He came as a refugee with no English. Now he's valedictorian
Even Araya has a 'unique ability to bring everyone together,' teacher says
Just over four years ago, Even Araya was trudging through the Eritrean desert, his feet cracked and bleeding, carrying his five-year-old brother Simon to neighbouring Sudan. He was just nine.
In 2017, Araya landed in Canada with his family. He didn't speak a word of English.
Now 14, the young refugee has been chosen to speak to other grads as of one Hawthorne Public School's Grade 8 valedictorians.
"It's way better because I used to not be able to speak anything, but now I can talk and read and other stuff, so I feel good," Araya said.
Lillie Kennedy was one of Even's first teachers at Hawthorne, through a program called English Language Development (ELD). It's specifically intended for students who come to Canada lacking not only language skills, but also basic classroom experience.
"It's a very challenging time. They've oftentimes not been in a formal school setting and they don't understand the language," Kennedy explained.
I know it's been difficult during this pandemic. But guess what? We've made it this far.
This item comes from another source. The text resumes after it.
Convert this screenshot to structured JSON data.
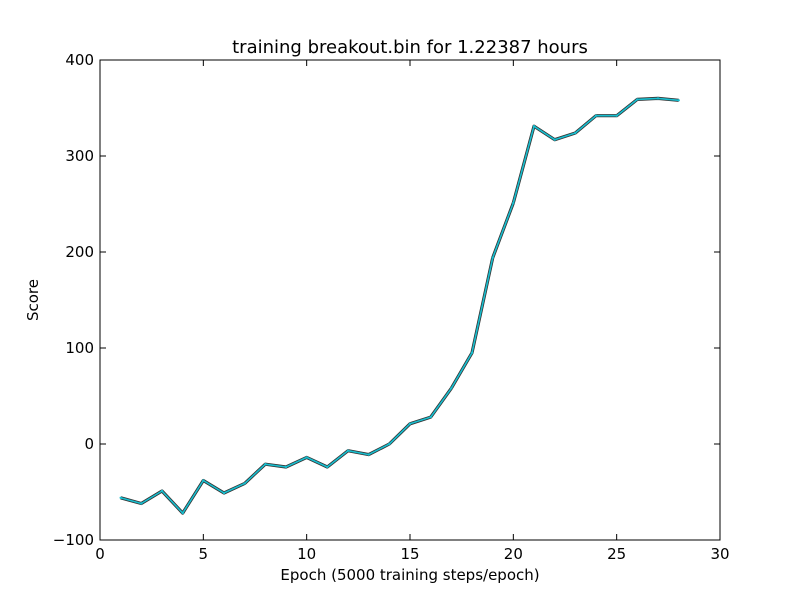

And even though we are apart, we're getting through this together.- Even Araya
Araya recalls many firsts upon arriving in Canada that snowy January day, from his first leap into snow to his first day at school, where he sat alone, knowing no one and unable to communicate.
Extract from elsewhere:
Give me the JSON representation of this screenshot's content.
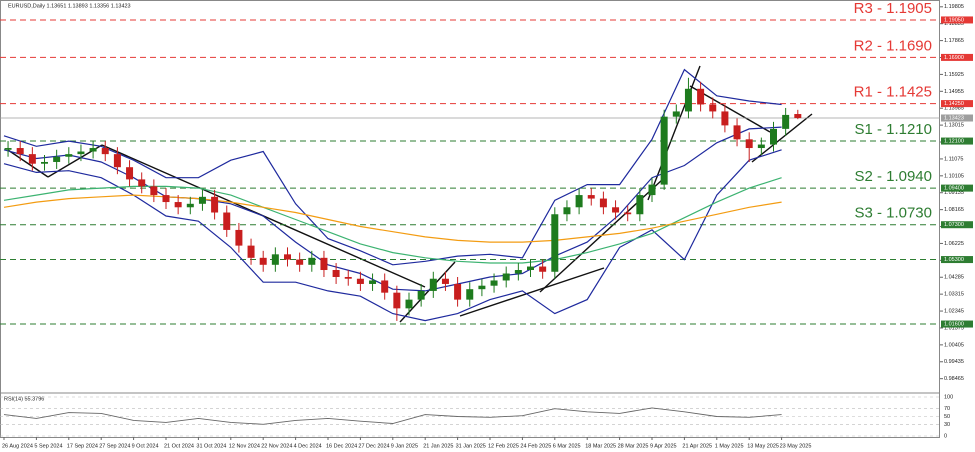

He began making friends through the universal language of sport: first soccer, then cross-country running, where he was so fast he had to compete against older students.
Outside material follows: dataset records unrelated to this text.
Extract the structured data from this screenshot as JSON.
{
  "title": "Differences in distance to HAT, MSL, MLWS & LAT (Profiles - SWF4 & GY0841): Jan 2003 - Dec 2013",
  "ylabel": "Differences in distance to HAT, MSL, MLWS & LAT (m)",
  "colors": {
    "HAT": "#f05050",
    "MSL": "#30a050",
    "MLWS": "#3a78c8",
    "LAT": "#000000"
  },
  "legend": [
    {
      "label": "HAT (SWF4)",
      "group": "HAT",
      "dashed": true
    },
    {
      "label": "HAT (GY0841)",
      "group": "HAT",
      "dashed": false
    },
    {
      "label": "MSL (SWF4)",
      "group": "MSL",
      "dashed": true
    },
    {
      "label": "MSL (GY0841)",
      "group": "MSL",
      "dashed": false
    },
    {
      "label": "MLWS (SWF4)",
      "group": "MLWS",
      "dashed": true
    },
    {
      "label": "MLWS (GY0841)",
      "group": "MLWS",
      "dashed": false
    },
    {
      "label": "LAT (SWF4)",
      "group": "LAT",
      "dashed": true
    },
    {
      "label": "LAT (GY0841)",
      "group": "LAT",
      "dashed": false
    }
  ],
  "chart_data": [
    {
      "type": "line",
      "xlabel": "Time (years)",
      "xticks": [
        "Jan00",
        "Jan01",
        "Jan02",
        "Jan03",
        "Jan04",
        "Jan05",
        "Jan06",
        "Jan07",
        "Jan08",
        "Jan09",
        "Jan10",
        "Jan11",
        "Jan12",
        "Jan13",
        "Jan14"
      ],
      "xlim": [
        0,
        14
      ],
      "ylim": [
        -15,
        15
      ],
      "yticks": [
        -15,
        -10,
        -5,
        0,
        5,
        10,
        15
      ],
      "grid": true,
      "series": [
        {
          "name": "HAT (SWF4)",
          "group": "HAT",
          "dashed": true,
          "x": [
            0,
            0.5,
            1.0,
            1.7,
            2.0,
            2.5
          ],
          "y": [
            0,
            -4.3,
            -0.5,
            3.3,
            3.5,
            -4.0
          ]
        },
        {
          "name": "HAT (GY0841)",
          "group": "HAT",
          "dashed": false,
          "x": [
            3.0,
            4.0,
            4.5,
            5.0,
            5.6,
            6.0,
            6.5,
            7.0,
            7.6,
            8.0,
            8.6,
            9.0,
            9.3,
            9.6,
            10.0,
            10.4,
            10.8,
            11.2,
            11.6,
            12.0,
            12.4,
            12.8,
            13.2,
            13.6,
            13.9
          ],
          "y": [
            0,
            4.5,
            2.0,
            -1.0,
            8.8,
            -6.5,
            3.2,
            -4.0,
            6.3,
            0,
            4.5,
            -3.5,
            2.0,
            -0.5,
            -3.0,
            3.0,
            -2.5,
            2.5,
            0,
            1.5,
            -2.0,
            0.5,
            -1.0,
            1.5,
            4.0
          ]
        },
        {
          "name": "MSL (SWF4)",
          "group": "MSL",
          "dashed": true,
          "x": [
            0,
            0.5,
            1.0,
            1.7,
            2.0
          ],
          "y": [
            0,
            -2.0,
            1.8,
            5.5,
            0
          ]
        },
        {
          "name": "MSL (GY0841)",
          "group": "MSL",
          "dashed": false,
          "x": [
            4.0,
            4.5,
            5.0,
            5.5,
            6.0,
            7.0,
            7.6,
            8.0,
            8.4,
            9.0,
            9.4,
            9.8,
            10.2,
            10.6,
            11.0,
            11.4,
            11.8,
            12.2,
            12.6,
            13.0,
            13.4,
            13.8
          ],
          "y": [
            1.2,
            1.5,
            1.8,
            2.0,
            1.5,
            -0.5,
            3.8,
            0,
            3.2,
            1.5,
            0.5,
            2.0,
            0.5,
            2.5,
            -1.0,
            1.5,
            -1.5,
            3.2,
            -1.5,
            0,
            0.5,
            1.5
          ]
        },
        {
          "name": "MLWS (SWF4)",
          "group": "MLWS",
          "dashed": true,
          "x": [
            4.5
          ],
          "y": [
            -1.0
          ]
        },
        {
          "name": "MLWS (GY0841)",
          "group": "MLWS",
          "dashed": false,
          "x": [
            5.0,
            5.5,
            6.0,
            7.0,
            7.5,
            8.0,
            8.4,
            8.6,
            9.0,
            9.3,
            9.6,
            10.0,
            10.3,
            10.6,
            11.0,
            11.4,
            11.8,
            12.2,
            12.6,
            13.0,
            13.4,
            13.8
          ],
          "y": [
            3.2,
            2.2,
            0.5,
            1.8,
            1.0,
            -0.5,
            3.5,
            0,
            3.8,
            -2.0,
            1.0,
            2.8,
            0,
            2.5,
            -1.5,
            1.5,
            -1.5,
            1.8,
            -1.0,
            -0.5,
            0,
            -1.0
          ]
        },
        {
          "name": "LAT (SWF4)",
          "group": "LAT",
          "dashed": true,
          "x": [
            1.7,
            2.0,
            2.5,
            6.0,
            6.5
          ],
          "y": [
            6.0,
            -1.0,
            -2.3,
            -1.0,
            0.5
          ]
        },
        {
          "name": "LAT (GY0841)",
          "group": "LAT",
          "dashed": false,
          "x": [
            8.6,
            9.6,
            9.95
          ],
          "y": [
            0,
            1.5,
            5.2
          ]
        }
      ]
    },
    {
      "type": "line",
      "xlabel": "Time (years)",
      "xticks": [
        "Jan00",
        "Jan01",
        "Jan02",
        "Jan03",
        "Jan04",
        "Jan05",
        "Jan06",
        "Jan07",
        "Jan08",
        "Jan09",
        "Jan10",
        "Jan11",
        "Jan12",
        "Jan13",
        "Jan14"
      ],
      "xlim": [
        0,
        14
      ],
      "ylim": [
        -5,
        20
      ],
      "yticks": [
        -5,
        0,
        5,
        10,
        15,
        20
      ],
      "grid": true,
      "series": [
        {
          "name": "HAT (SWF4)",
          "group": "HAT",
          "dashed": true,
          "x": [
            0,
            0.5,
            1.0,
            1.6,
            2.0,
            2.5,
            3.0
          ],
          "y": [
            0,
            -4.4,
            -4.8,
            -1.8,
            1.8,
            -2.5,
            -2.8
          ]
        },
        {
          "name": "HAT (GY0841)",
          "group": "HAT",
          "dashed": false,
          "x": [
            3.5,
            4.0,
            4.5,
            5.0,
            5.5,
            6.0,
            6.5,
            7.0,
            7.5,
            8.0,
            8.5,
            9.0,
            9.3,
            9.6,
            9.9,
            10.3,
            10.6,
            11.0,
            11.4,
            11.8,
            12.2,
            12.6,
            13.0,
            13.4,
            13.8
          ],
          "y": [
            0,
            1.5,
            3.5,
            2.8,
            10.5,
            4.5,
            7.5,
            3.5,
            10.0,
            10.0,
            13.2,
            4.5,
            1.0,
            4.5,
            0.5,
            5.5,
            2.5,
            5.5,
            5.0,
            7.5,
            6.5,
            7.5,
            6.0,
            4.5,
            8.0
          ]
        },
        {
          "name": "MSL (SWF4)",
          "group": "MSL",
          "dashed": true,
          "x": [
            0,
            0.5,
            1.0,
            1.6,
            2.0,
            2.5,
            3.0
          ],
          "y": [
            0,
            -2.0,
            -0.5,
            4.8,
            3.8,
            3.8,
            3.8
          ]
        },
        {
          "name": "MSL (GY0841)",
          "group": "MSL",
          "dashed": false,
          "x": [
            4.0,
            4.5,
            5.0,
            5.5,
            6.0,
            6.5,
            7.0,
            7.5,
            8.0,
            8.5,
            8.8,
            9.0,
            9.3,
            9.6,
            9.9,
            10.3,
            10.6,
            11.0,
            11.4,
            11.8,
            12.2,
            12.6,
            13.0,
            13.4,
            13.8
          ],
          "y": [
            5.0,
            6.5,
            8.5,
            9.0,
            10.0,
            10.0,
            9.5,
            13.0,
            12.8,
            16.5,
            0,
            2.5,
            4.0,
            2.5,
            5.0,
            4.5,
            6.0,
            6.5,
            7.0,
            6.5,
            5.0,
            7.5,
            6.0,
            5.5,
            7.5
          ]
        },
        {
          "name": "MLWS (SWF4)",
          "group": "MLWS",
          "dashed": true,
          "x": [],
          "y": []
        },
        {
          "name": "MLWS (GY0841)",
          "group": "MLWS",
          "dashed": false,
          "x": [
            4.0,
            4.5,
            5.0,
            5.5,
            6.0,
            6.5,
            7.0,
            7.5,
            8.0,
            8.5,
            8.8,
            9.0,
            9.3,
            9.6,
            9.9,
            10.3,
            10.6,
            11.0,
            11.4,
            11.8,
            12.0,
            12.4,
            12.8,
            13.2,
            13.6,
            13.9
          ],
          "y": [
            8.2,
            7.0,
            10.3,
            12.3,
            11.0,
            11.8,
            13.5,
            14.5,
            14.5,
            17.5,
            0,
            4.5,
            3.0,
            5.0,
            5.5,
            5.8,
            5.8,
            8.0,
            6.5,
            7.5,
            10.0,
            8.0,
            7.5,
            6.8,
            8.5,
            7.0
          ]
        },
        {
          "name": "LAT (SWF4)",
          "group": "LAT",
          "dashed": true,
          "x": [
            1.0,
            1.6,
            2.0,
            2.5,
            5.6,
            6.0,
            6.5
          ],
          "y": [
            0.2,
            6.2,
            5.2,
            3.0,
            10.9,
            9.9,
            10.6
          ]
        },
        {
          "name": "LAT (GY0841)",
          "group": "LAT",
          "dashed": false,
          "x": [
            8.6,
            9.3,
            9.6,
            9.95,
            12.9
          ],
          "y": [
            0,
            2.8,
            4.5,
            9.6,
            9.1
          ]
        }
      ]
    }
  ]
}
Kennedy said Araya quickly picked up English, along with some Arabic from his many Syrian and Iraqi classmates.
"I've never met a student more driven or more determined to improve. He wasn't just focused on language or math, but also drama and art. He has a unique ability to bring everyone together," Kennedy said.
Araya's Grade 7 and 8 ELD teacher Karen Kelland said he's still the same "open-hearted and enthusiastic" kid as the one who arrived three years ago, but now with more confidence in himself as a leader.
"He is exactly what you would want in a valedictorian. He is popular with everyone, he is kind and well-rounded, he works hard and he's someone that everybody would look up to," Kelland said.
Araya said he felt honoured to be chosen to address the class of 2020 — especially since he and other students have struggled with remote learning during the COVID-19 pandemic.
"I know it's been difficult during this pandemic. Learning online and going into lockdown in our homes and not being able to be with each other. But guess what? We've made it this far. And even though we are apart, we're getting through this together," he told them in his video address, which is being shared with students this week in lieu of an in-person graduation ceremony.
Kelland said that was exactly the message Araya's classmates needed to hear during this turbulent year.
"Our Grade 8s have felt disconnected, and [Even's speech] reminds people of all the amazing things that happened this year, and all the ways that they had fun together," she said.
"This isn't what anyone wanted. People want to be on stage and have a real ceremony. It's got to feel like they've been cheated. I'm really proud of Even and I think it's going to make them laugh and make them feel like they were part of a great year."
In his address, Araya said he's both nervous and excited to be heading to St. Patrick's High School in the fall —and sad to be leaving Hawthorne behind.
"This place has been my second home for the past three years, and I can say that I will always look at it like that. Teachers and students: you're like my second family. I'm sure our paths will cross again in the future, but for now I will miss you all and I will never forget you or our time together."